The Entrance to Complejo Atica, 800m noroeste del Flash Car en Escazú
Mr. Pablo Meneses, condo administrator of warehouse condominium Atica didn’t even know about the sidewalk accident, nobody had cared to tell him to grab some white or yellow paint and a brush and make sure no more accidents could happen. Mr. Meneses commented that Condominium has no liability insurance against accidents. Condominium Attica consists of several warehouses where large trucks come and go and those trucks load and unload, day in day out and an accident can happen anytime. Winmovers, the moving company who we have always recommended our clients use when they move their household to Costa Rica, is located in the same condominium right across from the sidewalk where I broke my finger.
Photo taken from the other side of the sidewalk, which shows the invisible steps
My next call was in to Mr. Edwin Obando, one of the owners of Winmovers, a Costa Rica moving company, who I have known for about 30 years. Edwin was surprised to hear my story and agreed that the HOA doesn’t have insurance for civil liability. He even mentioned that it was good the accident didn’t happen to a pregnant woman or an elderly person. He said that they would soon have a HOA meeting and he would look into the matter of getting insurance for the common areas.
I suggest Jopco and neighbors in Complejo Atica to install stair strips to prevent accidents
The reason for this blog
If I would have been in the United States when this happened, I probably would have been able to retire by suing Jopco artículos para Hoteles y Restaurantes, which is not my interest. I only wanted them to reimburse the $725 that I went out of pocket to get my finger repaired.
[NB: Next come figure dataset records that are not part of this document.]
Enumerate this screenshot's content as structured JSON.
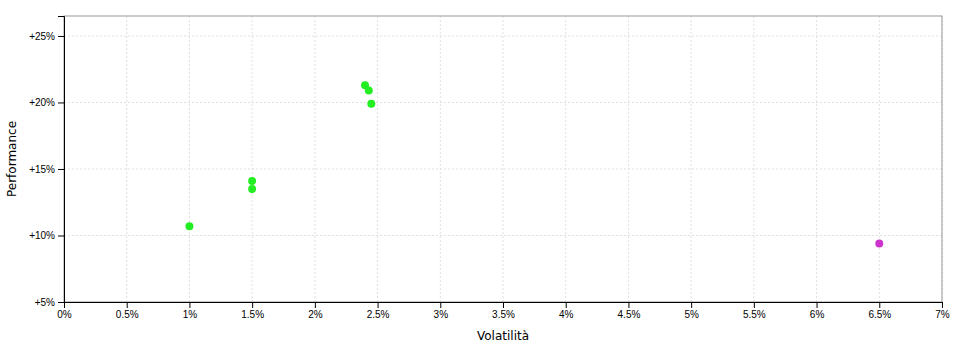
{
  "chart_data": {
    "type": "scatter",
    "xlabel": "Volatilità",
    "ylabel": "Performance",
    "xlim": [
      0.0,
      0.07
    ],
    "ylim": [
      0.05,
      0.265
    ],
    "xticks": [
      {
        "value": 0.0,
        "label": "0%"
      },
      {
        "value": 0.005,
        "label": "0.5%"
      },
      {
        "value": 0.01,
        "label": "1%"
      },
      {
        "value": 0.015,
        "label": "1.5%"
      },
      {
        "value": 0.02,
        "label": "2%"
      },
      {
        "value": 0.025,
        "label": "2.5%"
      },
      {
        "value": 0.03,
        "label": "3%"
      },
      {
        "value": 0.035,
        "label": "3.5%"
      },
      {
        "value": 0.04,
        "label": "4%"
      },
      {
        "value": 0.045,
        "label": "4.5%"
      },
      {
        "value": 0.05,
        "label": "5%"
      },
      {
        "value": 0.055,
        "label": "5.5%"
      },
      {
        "value": 0.06,
        "label": "6%"
      },
      {
        "value": 0.065,
        "label": "6.5%"
      },
      {
        "value": 0.07,
        "label": "7%"
      }
    ],
    "yticks": [
      {
        "value": 0.05,
        "label": "+5%"
      },
      {
        "value": 0.1,
        "label": "+10%"
      },
      {
        "value": 0.15,
        "label": "+15%"
      },
      {
        "value": 0.2,
        "label": "+20%"
      },
      {
        "value": 0.25,
        "label": "+25%"
      }
    ],
    "grid": true,
    "marker": "circle",
    "series": [
      {
        "color": "#22ee22",
        "x": [
          0.01,
          0.015,
          0.015,
          0.024,
          0.0243,
          0.0245
        ],
        "values": [
          0.107,
          0.141,
          0.135,
          0.213,
          0.209,
          0.199
        ]
      },
      {
        "color": "#cc33cc",
        "x": [
          0.065
        ],
        "values": [
          0.094
        ]
      }
    ]
  }
}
This blog was meant for those who are moving to Costa Rica, so they understand the risk of buying at a business who feels they have no responsibility for the safety of the clients that visit, even if they break a finger, or even worse than that. I am grateful not to have broken my neck. Suing anybody in Costa Rica for $725 doesn’t go anywhere, it would take years. It is much easier to blog about it, so everybody knows where to purchase hotel and restaurant supplies if you want to run the risk of an accident and not being taken care of.